Questo fa pensare che – anche se nel nostro sogno ideale i due protagonisti sono innamorati l’uno dell’altro – l’innamoramento sia un evento che riguarda fondamentalmente la persona che s’innamora. Quasi un processo autonomo.
Che sia, insomma, uno stato e un processo che avviene nella persona che ama, piuttosto che l’effetto di un fascino o di un irradiazione della persona che è oggetto di questo amore.
Succede spesso che uno si renda conto di essere innamorato anche quando l’altro rifiuta questo amore, o se ne va, non lo ricambia, o si nega.
E dunque? Che cosa trarre da questa osservazione?
L’ipotesi che uno sia in gran parte innamorato di essere innamorato.
Che l’innamoramento non dipenda del tutto dall’oggetto particolare dell’amore.
Pensiamo ad un’altra circostanza.
A volte camminiamo nel parco, in mezzo ai cedri secolari, alle siepi di biancospino e di olea fragrans, costeggiando le distese verdeggiati dei prati, e ci sembra di essere in un luogo di sogno. La nostra anima è leggera, il cuore gonfio, se diciamo qualche parola è subito poesia… è il paradiso.
Altre volte, passeggiando nello stesso parco, in condizioni oggettive simili, tutto ci sembra indifferente.
Allora?
Quando ci sentiamo in paradiso, la causa delle nostre sensazioni sta nello scenario oggettivo o in qualcosa di soggettivo?
Siamo invasi dallo stato di grazia perché c’è il parco meraviglioso o vediamo il parco in una luce meravigliosa perché siamo già in uno stato di grazia?
È la ragione che sottilizza la formulazione della domanda, perché la ragione osserva da una distanza emotivamente distaccata.

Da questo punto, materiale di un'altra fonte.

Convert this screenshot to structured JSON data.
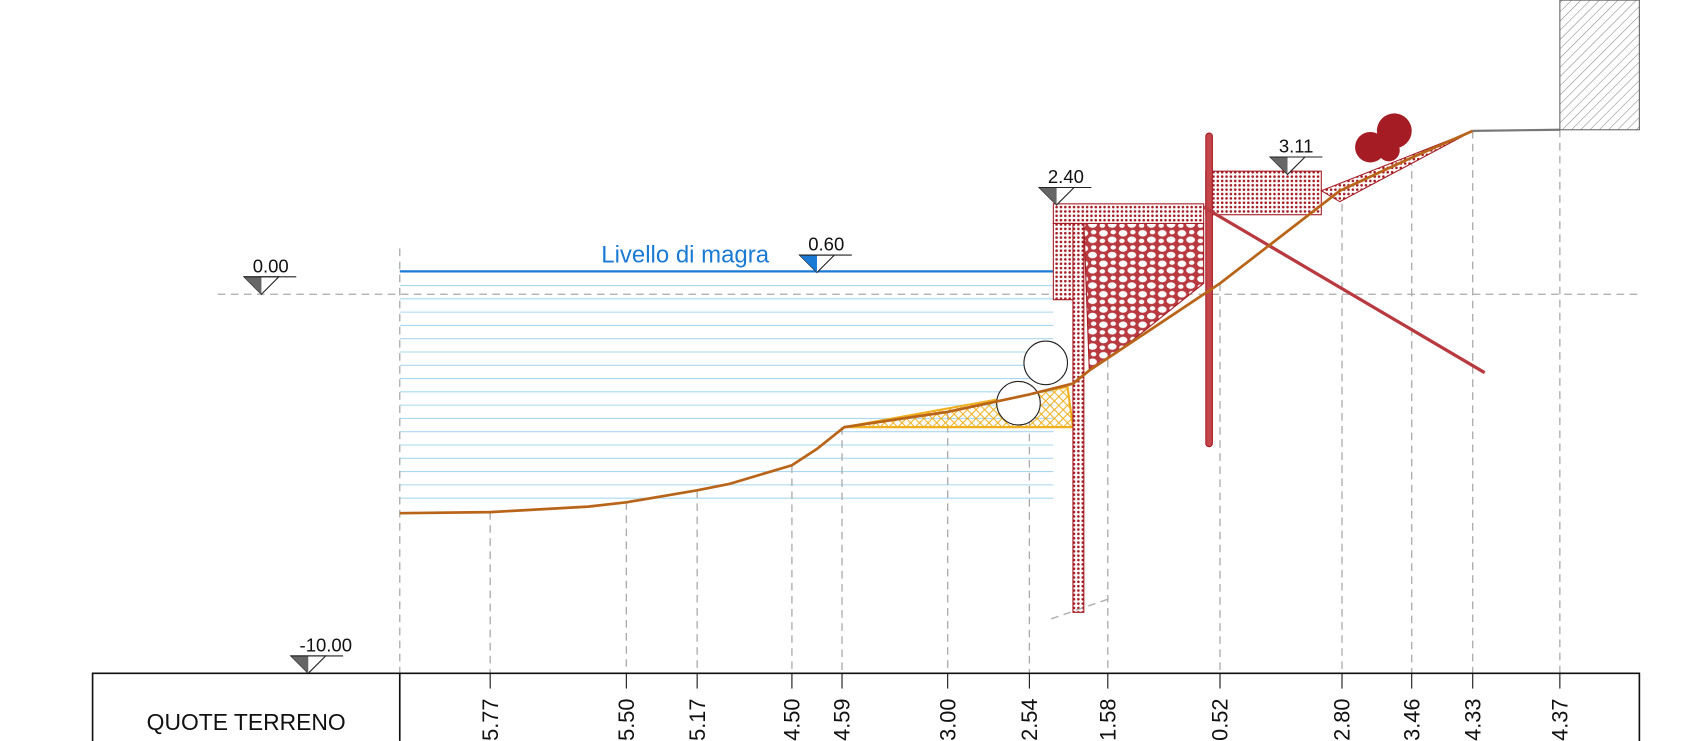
{
  "water_label": "Livello di magra",
  "levels": [
    "0.00",
    "0.60",
    "2.40",
    "3.11",
    "-10.00"
  ],
  "table": {
    "row_label": "QUOTE TERRENO",
    "values": [
      "5.77",
      "5.50",
      "5.17",
      "4.50",
      "4.59",
      "3.00",
      "2.54",
      "1.58",
      "0.52",
      "2.80",
      "3.46",
      "4.33",
      "4.37"
    ]
  }
}
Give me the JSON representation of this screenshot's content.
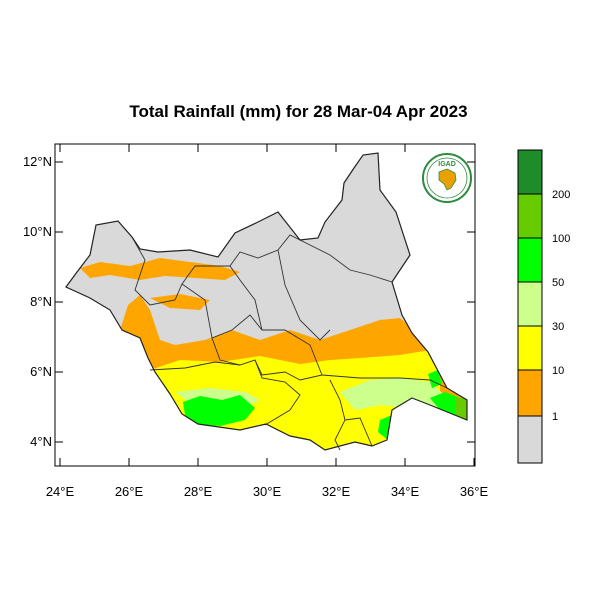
{
  "title": "Total Rainfall (mm) for 28 Mar-04 Apr 2023",
  "logo": {
    "text": "IGAD",
    "icon": "igad-logo-africa-map"
  },
  "axes": {
    "y_ticks": [
      "12°N",
      "10°N",
      "8°N",
      "6°N",
      "4°N"
    ],
    "x_ticks": [
      "24°E",
      "26°E",
      "28°E",
      "30°E",
      "32°E",
      "34°E",
      "36°E"
    ]
  },
  "legend": {
    "labels": [
      "1",
      "10",
      "30",
      "50",
      "100",
      "200"
    ],
    "colors": [
      "#d9d9d9",
      "#ffa500",
      "#ffff00",
      "#ccff8c",
      "#00ff00",
      "#66cc00",
      "#1f8c2a"
    ]
  },
  "colors": {
    "no_rain": "#d9d9d9",
    "r1_10": "#ffa500",
    "r10_30": "#ffff00",
    "r30_50": "#ccff8c",
    "r50_100": "#00ff00",
    "r100_200": "#66cc00",
    "r200": "#1f8c2a"
  }
}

È chiaro che questa distinzione non sorge quando viviamo lo stato di grazia. E quando siamo in questo stato d’animo noi attribuiamo volentieri la bellezza e i nostri sentimenti allo scenario che abbiamo davanti. O l’attribuiamo a Dio, al mistero potente della vita.
Non potrebbe l’innamoramento essere qualcosa di simile? Uno stato di grazia che trova occasionalmente il suo oggetto e la sua causa fuori di sé, senza sottilizzare e senza rendersi conto che invece la sua causa più importante è lo stato di grazia che è venuto ad abitarlo?
Questa distinzione – che l’innamorato vorrebbe davvero esorcizzare per quel che lo riguarda – è diventata più importante nel mondo di oggi e su di essa, in un modo o nell’altro si lavora da decenni.
Perché?
Perché la vita della coppia oggi è diventata più difficile.
Anche se non è impossibile, è raro che un amore nato tra due persone sia in grado di sopravvivere a lungo. Oggi gli amori cominciano già con la certezza che tra non molto finiranno. E l’intesa, la comunicazione, la vicinanza tra due innamorati è diventata piuttosto precaria. Pronta a rovesciarsi, anche presto, in una sorta di guerriglia e di processo reciproco.
Non mi voglio pronunciare sulle cause di questo fatto. Ma sembra proprio che si tratti di un dato di fatto.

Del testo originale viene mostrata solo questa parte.